VOID groups duplicate and similar photos automatically. Instead of reviewing 2,000 photos one by one, you review 200 groups. We built a local-first image comparison engine that runs entirely on-device. Your photos never leave your phone.

Every swipe feels right

Haptic taps when you swipe. Photos that dissolve with weight. A running counter showing reclaimed storage climbing in real-time. We designed the feedback loop so that cleaning photos doesn't just work, it feels satisfying. Like popping bubble wrap. People keep going not because they have to, but because it feels good.

The wow moment

First-time users see their total photo count, tap Quick Clean, and within seconds they're swiping through photos with haptic feedback, watching their storage counter tick up in real-time. That ten-second window decides everything: whether they keep the app, tell a friend, or leave a review. Every design decision serves that window.

Core Features

What VOID actually does.

01

Quick Clean

One tap and you're cleaning. Surfaces your most obviously deletable photos first: screenshots, blurry shots, near-duplicates. Most users clear 50+ photos in under a minute.

02

Duplicate Detection

On-device image hashing finds similar and identical photos. You pick the best one, VOID handles the rest. No more five copies of the same sunset.

03

Browse by Month

Scroll through your library month by month. Perfect for tackling that 2019 holiday folder you've been avoiding for three years.

04

Large Files

Find the space hogs. Videos you forgot existed, Live Photos you never play, HDR files quietly eating 12MB each. Sorted by size so the biggest wins come first.

Brand Identity

Dark by design, warm by nature.

VOID lives in dark mode because that's where photo apps feel at home. The UI disappears into the background so your photos are always the most colourful thing on screen. The purple accent isn't just aesthetic; it's the visual language of the "VOID+" premium features, glowing subtly to indicate power without distraction.

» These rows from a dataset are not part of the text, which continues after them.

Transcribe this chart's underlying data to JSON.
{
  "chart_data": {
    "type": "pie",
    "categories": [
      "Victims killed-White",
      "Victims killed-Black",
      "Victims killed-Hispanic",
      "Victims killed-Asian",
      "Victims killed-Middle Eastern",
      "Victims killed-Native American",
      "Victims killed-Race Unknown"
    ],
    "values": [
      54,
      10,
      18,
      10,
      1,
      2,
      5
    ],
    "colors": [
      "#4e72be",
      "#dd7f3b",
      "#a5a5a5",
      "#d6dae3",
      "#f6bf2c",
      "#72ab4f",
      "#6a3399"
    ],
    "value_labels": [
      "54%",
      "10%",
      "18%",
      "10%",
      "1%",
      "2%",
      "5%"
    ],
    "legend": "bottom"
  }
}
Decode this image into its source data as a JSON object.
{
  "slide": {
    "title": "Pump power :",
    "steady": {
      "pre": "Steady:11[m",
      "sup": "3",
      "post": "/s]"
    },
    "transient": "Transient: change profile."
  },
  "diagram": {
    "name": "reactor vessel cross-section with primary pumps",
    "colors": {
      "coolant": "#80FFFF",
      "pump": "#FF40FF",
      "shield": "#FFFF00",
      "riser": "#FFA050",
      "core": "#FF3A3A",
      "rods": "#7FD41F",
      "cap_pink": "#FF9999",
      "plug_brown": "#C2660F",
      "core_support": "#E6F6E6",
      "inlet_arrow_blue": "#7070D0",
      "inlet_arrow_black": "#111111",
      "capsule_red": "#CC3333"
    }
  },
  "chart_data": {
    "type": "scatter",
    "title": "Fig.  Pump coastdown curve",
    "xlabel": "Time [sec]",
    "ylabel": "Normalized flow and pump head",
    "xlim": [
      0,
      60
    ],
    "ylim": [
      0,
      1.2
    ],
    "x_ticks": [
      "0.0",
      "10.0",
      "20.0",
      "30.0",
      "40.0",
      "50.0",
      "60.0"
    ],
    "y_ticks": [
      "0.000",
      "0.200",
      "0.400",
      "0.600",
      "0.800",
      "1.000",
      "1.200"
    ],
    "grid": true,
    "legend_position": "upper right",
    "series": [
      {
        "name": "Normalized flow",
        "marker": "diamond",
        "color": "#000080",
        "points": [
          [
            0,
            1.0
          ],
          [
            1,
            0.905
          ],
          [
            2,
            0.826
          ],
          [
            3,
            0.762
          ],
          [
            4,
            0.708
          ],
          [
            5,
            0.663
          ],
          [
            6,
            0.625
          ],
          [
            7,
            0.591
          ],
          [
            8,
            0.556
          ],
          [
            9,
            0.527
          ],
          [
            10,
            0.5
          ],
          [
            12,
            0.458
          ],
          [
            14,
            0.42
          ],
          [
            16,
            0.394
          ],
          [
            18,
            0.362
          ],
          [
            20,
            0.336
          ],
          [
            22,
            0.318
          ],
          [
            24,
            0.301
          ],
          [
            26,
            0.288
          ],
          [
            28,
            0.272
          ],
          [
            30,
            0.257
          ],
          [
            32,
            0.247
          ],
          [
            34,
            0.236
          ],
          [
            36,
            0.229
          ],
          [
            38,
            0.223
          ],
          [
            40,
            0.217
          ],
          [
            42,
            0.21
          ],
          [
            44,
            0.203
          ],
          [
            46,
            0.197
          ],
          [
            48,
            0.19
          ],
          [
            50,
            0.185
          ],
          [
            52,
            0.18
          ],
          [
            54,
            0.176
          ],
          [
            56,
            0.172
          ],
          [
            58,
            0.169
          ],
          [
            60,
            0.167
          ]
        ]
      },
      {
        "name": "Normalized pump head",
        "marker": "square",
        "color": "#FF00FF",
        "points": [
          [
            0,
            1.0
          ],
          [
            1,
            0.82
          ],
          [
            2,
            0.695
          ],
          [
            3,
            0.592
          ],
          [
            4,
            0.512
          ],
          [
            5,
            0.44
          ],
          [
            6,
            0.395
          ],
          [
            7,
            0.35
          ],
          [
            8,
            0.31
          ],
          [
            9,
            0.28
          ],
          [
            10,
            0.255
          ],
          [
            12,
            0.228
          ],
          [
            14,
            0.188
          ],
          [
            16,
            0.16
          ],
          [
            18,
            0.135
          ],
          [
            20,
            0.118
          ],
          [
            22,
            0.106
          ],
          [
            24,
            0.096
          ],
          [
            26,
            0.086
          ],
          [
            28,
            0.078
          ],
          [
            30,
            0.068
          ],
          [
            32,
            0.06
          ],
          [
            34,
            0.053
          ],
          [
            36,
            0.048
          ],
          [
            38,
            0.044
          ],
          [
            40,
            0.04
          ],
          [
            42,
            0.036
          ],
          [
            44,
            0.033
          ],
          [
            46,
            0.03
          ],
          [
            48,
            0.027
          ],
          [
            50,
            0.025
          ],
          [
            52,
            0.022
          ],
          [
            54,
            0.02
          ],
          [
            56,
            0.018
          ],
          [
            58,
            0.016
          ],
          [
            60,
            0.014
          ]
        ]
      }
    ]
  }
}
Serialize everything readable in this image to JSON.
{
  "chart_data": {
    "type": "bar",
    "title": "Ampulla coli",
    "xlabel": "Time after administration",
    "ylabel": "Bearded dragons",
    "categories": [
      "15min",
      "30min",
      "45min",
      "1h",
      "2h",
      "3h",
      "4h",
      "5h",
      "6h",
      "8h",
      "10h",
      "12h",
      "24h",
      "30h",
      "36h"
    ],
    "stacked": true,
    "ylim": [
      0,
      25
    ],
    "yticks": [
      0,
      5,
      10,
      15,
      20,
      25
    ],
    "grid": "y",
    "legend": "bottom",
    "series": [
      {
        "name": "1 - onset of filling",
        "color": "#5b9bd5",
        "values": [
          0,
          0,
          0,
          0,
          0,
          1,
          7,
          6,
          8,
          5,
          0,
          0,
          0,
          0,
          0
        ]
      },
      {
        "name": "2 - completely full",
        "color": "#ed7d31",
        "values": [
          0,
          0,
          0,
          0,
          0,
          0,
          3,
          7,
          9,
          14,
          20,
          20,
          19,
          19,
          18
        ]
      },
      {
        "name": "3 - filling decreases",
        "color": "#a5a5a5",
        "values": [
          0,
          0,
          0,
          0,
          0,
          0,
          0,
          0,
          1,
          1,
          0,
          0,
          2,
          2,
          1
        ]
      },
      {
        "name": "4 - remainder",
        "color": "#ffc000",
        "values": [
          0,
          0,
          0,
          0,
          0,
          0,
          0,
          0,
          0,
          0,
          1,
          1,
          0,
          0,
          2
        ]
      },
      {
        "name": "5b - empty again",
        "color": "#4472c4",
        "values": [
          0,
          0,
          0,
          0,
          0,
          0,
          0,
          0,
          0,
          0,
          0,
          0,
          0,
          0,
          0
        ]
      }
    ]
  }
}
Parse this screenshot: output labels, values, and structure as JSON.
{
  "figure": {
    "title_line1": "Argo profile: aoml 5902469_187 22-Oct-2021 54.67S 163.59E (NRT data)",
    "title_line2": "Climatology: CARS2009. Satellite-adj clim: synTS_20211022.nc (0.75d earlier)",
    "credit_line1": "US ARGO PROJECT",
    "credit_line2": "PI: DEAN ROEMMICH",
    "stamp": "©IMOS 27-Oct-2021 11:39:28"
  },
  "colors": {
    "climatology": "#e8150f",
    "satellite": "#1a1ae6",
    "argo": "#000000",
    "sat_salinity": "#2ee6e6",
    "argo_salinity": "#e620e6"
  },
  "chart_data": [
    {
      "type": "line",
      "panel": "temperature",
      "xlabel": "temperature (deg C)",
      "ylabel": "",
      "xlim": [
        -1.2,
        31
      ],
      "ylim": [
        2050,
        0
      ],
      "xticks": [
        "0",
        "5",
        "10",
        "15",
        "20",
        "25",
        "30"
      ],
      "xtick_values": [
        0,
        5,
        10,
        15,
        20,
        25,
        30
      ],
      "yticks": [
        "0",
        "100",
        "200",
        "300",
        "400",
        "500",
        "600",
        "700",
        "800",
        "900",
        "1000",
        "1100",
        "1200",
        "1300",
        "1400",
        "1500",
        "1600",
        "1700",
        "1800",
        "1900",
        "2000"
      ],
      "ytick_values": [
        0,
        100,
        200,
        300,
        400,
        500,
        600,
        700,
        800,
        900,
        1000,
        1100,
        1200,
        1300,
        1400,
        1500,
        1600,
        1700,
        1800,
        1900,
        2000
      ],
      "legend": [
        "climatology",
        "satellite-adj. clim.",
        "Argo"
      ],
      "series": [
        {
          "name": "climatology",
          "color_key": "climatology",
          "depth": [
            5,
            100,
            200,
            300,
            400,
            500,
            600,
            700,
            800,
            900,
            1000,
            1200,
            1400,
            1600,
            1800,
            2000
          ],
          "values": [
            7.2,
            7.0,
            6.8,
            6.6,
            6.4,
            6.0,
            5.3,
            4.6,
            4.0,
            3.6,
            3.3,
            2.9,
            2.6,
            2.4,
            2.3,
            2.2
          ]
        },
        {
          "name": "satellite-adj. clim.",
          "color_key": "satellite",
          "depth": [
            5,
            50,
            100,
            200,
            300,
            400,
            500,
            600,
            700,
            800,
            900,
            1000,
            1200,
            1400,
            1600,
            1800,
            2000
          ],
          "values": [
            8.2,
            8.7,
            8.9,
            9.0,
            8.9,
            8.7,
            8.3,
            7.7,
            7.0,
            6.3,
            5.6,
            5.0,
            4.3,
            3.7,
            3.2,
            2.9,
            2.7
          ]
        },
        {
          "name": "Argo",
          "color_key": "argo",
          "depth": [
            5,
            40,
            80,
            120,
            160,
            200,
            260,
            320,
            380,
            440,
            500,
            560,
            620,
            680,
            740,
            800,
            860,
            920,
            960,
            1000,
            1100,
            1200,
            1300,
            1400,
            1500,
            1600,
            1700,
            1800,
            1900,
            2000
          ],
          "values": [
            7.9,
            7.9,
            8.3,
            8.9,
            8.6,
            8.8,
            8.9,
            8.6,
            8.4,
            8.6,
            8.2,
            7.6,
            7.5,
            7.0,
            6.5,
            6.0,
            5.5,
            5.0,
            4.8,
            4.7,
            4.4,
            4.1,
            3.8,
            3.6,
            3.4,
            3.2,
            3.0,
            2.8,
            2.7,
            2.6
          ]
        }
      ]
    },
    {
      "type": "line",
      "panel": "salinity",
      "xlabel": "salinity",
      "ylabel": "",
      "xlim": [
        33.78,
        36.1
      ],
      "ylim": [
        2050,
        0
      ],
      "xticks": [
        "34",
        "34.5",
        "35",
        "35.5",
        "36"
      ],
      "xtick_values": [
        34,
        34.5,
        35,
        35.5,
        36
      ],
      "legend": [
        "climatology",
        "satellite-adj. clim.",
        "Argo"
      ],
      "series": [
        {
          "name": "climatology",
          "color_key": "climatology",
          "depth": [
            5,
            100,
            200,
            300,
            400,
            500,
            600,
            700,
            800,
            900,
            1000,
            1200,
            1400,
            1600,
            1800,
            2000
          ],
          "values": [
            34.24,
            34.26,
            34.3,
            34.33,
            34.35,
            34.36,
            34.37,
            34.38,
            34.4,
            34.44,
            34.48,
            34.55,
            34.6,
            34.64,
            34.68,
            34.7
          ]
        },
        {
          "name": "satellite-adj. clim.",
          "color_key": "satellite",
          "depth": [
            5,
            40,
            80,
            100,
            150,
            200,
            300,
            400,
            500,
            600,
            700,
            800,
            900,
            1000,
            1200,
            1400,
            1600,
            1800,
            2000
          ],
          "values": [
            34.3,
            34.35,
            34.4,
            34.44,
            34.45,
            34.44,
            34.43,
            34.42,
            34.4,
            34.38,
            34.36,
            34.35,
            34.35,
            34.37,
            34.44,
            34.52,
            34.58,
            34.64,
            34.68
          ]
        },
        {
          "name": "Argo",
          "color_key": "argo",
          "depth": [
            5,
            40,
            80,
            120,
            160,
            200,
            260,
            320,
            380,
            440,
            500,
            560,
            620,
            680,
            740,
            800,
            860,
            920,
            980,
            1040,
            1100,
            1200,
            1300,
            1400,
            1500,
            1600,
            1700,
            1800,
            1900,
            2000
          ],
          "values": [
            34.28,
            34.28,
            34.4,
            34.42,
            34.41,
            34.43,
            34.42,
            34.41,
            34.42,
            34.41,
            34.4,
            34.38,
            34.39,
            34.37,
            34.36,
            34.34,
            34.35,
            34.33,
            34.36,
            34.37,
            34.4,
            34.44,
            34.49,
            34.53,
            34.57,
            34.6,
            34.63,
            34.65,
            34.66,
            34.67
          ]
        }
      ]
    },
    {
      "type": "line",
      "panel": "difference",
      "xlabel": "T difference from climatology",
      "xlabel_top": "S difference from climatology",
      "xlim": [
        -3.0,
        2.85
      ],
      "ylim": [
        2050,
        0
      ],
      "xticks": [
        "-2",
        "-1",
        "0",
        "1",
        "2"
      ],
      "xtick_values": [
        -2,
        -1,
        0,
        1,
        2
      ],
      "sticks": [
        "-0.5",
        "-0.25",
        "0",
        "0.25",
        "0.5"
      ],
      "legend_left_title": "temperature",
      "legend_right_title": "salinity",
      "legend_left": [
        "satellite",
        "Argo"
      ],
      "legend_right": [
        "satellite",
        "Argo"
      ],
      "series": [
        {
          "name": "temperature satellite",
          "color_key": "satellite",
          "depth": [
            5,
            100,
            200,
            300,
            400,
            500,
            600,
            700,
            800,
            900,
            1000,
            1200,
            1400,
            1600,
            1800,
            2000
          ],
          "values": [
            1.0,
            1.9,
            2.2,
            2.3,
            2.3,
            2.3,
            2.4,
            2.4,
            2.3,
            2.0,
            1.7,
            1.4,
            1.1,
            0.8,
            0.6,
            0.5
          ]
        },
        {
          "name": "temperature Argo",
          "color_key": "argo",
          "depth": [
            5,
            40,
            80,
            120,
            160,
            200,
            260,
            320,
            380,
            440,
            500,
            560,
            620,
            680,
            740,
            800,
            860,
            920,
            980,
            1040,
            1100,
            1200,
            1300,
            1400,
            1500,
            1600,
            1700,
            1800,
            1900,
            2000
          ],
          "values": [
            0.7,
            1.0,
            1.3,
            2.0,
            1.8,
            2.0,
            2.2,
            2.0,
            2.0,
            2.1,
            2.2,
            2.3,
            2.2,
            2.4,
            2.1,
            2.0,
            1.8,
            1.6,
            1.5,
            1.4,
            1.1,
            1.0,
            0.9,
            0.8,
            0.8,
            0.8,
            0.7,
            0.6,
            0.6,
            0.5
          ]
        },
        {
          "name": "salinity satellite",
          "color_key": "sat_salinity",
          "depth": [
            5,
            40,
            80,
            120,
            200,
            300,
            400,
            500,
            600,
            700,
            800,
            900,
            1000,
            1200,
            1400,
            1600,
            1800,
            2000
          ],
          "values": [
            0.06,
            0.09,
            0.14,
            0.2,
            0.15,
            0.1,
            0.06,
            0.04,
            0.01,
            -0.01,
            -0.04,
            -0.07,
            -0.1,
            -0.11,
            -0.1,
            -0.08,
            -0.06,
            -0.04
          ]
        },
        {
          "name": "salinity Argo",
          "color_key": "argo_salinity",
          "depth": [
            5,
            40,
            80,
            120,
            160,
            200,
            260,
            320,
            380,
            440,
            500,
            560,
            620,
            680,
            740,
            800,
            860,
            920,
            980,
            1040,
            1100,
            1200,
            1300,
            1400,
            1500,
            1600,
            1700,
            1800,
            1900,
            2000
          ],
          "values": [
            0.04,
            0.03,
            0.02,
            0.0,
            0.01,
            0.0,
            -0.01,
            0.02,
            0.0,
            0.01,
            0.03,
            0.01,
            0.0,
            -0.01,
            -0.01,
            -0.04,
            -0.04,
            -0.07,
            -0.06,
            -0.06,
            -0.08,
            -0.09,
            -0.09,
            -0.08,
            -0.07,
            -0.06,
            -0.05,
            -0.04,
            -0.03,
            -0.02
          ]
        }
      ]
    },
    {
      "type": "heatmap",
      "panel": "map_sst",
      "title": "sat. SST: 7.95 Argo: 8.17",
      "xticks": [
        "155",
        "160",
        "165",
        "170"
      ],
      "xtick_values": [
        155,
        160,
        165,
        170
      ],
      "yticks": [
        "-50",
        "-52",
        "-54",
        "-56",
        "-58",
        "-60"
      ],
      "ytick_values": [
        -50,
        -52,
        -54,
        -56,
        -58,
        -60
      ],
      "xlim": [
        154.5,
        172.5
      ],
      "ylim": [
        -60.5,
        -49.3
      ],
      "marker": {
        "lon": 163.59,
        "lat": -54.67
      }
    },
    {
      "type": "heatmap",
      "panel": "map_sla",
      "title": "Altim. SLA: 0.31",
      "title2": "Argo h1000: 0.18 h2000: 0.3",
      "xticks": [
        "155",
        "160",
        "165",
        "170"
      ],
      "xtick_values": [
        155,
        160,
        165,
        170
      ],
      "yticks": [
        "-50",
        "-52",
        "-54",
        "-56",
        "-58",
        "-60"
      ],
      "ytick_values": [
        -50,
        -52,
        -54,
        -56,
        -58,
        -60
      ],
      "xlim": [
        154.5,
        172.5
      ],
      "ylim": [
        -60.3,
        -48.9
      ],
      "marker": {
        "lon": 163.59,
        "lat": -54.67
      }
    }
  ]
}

The logo is a black circle with a violet ring. Deliberately simple. It's a void. A black hole. Something that consumes. It tells you what the app does without saying a word.

Deep Black #0B0A10
Card Surface #1C1B24
VOID Purple #9B7AE4
Delete Red #E84057
Challenges

Where it got hard.

PhotoKit permissions

Apple's photo library access is deliberately restrictive. Getting the permission flow right (explaining why we need access, handling partial permission gracefully, and making the app useful even with limited access) took significant iteration. One wrong dialog and users bounce forever.

On-device performance

Running image comparison across thousands of photos without draining the battery or lagging the UI. We moved all heavy processing to background threads with progressive loading so the app stays buttery smooth while analysis runs silently underneath.

Deletion psychology

People are afraid of deleting photos. Even bad ones. We had to build trust through reversibility. VOID moves photos to "Recently Deleted" first (Apple's 30-day safety net), shows a clear undo path, and never permanently destroys anything without explicit confirmation.

Outcome

Built, launched, live.

VOID shipped on the App Store and is live today. From the first concept sketch to a published, polished iOS app. Designed, developed, and launched by Moon Shard.